Но лишь только я увидел Сьюзен, окружающее перестало для меня существовать. Она была в юбке из черной тафты и белой кружевной английской блузке, и рядом с ней все другие девушки казались потрепанными жизнью и помятыми. Вот, пожалуй, подумалось мне, своего рода оправдание капиталистической системы для тех, кто его ищет: превосходный человеческий экземпляр, птица-феникс среди уток и кур.
– Здравствуйте,- сказал я.- Вы так ослепительны, что на вас больно смотреть.- Я поглядел ей прямо в глаза, но вынужден был первый отвести взгляд.- Я не знал, что вы будете здесь.
Она надула губки.
– Вы хотите сказать, что не пришли бы, если б знали?
– Наоборот. Я знал, что без вас мне здесь будет неинтересно. Видеть вас – это уже само по себе праздник.
– Вы просто смеетесь надо мной,- сказала она, понизив голос.
– Я говорю совершенно серьезно. Хотя, может быть, и не имею на это права.
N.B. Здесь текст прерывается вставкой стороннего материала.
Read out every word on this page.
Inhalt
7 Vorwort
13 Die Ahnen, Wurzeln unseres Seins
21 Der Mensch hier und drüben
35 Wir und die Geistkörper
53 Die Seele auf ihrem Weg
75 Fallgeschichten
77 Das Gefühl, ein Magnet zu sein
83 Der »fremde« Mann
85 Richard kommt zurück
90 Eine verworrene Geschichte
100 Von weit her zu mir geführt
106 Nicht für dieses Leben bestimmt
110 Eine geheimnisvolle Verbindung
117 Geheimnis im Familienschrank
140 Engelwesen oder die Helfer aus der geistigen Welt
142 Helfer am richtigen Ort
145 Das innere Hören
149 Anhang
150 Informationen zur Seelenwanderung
Она немного помолчала, пристально глядя на меня. Я впервые заметил тогда эти золотистые искорки в ее карих глазах: они словно танцевали – то вспыхивали, то гасли. Я смотрел ей в глаза, вдыхал ее аромат и чувствовал, что у меня начинает кружиться голова.
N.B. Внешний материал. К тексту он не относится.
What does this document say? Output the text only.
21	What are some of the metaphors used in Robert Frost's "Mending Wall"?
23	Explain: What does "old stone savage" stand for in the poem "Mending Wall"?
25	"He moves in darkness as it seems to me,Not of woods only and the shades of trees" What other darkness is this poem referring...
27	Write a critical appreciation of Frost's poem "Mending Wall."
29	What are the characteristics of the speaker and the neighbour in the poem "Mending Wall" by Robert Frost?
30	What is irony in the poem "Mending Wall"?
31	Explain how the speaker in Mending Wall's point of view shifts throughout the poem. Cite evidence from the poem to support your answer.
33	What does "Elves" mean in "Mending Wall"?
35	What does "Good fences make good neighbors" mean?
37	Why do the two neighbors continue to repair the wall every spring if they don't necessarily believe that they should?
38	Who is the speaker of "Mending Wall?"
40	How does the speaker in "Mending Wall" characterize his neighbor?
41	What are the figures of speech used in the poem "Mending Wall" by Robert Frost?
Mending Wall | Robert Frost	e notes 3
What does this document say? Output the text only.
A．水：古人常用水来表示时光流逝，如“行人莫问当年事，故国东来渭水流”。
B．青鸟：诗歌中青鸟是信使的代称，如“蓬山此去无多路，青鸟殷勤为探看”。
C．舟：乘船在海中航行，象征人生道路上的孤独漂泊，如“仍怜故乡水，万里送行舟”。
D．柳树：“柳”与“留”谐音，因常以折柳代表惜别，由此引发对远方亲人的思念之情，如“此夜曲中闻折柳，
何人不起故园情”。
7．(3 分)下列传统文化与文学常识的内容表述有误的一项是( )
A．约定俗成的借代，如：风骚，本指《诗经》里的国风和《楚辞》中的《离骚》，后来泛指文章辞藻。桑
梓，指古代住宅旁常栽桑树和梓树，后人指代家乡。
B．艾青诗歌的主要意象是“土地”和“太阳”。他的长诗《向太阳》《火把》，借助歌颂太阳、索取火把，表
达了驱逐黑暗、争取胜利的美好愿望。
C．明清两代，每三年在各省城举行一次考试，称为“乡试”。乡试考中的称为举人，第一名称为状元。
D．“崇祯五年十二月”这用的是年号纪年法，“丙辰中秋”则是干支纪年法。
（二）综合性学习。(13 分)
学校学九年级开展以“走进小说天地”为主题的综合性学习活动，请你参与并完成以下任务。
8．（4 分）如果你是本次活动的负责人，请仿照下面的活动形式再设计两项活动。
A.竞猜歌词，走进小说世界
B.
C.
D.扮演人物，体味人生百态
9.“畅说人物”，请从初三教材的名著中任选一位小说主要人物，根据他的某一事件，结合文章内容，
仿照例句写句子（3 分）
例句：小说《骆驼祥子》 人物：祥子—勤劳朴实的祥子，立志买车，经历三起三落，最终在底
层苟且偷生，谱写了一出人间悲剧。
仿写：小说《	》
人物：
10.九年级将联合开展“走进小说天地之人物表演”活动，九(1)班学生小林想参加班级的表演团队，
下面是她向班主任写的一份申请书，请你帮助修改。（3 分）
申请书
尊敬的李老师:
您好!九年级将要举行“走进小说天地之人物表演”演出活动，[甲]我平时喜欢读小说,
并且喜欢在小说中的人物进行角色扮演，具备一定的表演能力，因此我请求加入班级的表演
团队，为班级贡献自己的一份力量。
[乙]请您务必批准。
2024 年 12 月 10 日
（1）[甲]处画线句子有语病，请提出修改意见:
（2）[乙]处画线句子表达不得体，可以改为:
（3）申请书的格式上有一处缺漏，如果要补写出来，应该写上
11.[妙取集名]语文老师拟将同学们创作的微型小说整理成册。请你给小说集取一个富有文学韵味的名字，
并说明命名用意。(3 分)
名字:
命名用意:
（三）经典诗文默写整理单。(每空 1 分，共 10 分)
– Я не понимаю, почему вы не имеете права говорить серьезно,- сказала она.- Нехорошо… Нехорошо, если вы опять шутите.
Никогда не любил я ее так, как в ту минуту. Я забыл про «ягуар», и про «бентли», и про восьмицилиндровый «форд». Она любила и хотела быть любимой, она вся светилась нежностью, и мое сердце уже не могло не откликнуться на этот призыв, как не мог бы я отказать ребенку в куске хлеба. Где-то в подсознании счетная машина уже зарегистрировала «успех» и начала сочинять торжествующее письмо Чарлзу, но все, что было во мне подлинного, все, что было во мне честного, в искреннем порыве рванулось к Сьюзен.
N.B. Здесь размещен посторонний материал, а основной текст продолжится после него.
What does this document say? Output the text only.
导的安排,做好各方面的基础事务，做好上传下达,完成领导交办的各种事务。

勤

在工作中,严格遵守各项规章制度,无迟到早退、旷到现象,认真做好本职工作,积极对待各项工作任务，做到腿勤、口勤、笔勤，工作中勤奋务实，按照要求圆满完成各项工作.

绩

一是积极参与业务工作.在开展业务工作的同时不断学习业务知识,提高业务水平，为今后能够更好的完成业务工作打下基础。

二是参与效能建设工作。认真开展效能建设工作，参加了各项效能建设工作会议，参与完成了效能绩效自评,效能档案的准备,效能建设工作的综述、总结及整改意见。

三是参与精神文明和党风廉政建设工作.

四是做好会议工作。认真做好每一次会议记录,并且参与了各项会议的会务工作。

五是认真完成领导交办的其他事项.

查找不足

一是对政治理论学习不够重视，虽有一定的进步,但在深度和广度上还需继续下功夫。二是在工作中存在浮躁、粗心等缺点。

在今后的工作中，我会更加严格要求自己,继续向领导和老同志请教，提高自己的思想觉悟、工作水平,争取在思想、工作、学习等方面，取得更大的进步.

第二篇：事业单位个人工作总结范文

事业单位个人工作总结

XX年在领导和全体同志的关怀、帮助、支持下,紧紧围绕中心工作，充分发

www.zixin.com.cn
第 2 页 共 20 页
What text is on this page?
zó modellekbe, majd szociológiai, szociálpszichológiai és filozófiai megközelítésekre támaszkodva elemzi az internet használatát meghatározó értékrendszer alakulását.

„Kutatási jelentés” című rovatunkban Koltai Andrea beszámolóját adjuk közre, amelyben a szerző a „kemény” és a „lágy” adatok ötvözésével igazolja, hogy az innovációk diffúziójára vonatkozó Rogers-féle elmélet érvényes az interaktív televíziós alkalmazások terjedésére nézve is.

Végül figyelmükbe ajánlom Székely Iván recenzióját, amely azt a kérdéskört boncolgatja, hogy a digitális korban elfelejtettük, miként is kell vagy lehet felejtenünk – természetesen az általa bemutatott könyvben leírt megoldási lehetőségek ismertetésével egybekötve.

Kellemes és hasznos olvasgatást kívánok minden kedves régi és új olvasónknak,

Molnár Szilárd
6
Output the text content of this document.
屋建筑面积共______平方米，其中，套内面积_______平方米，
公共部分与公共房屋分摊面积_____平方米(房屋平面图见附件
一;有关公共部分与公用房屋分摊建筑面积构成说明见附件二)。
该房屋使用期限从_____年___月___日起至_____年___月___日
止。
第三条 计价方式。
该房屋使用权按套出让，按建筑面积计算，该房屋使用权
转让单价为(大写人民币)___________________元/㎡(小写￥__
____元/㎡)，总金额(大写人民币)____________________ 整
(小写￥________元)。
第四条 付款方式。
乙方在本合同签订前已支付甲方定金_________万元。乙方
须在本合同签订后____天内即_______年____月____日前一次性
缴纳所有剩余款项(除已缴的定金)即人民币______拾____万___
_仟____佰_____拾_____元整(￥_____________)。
В эту минуту со мной заговорила мать Сэлли, сверкая любезной улыбкой и драгоценностями.
– Моя несносная дочь пренебрегает своими обязанностями,- сказала она.- Разрешите мне представить вас нашим друзьям, Джо.- Краем глаза я видел, что Реджи увел куда-то Сьюзен, после чего минут десять передо мной, как в тумаие, мелькали незнакомые лица и невнятно звучали чьи-то имена. Мне запомнился студент-медик, какой-то молодой человек со сломанным носом, несколько мужчин неопределенного возраста – по-видимому, служащие фирмы «Карстейрс и компания», целый выводок молоденьких офицериков и, как мне показалось, не меньше сотни юных девушек в вечерних туалетах.
Те годы, когда мы получали пайки по карточкам, сейчас уже стерлись в памяти, но одно я помню твердо: люди тогда были вечно голодны. Не так голодны, как был я голоден в лагере для военнопленных, но голодны в том смысле, что не могли поесть вволю; голодны в том смысле, что съедали все без остатка; что им хотелось и мороженого, и ананасов, и жареного поросенка, и шоколада. Карстейрсы, принадлежавшие к миру дельцов, обладали, разумеется, большими возможностями, но угощение, приготовленное для нас в столовой, показалось бы чрезмерно обильным даже в нынешние дни: там были омары, пирожки с шампиньонами, анчоусы, сэндвичи с цыпленком, с ветчиной и с индейкой; копченая дичь с ржаным хлебом и салат из фруктов, слегка приправленный хересом; меренги, яблочный пирог, датский сыр, чеширский сыр, сыр-рокфор и с дюжину всевозможных тортов, разукрашенных кремом, шоколадом, фруктами и марципанами. Сьюзен с довольным, почти материнским видом наблюдала за мной, пока я ел.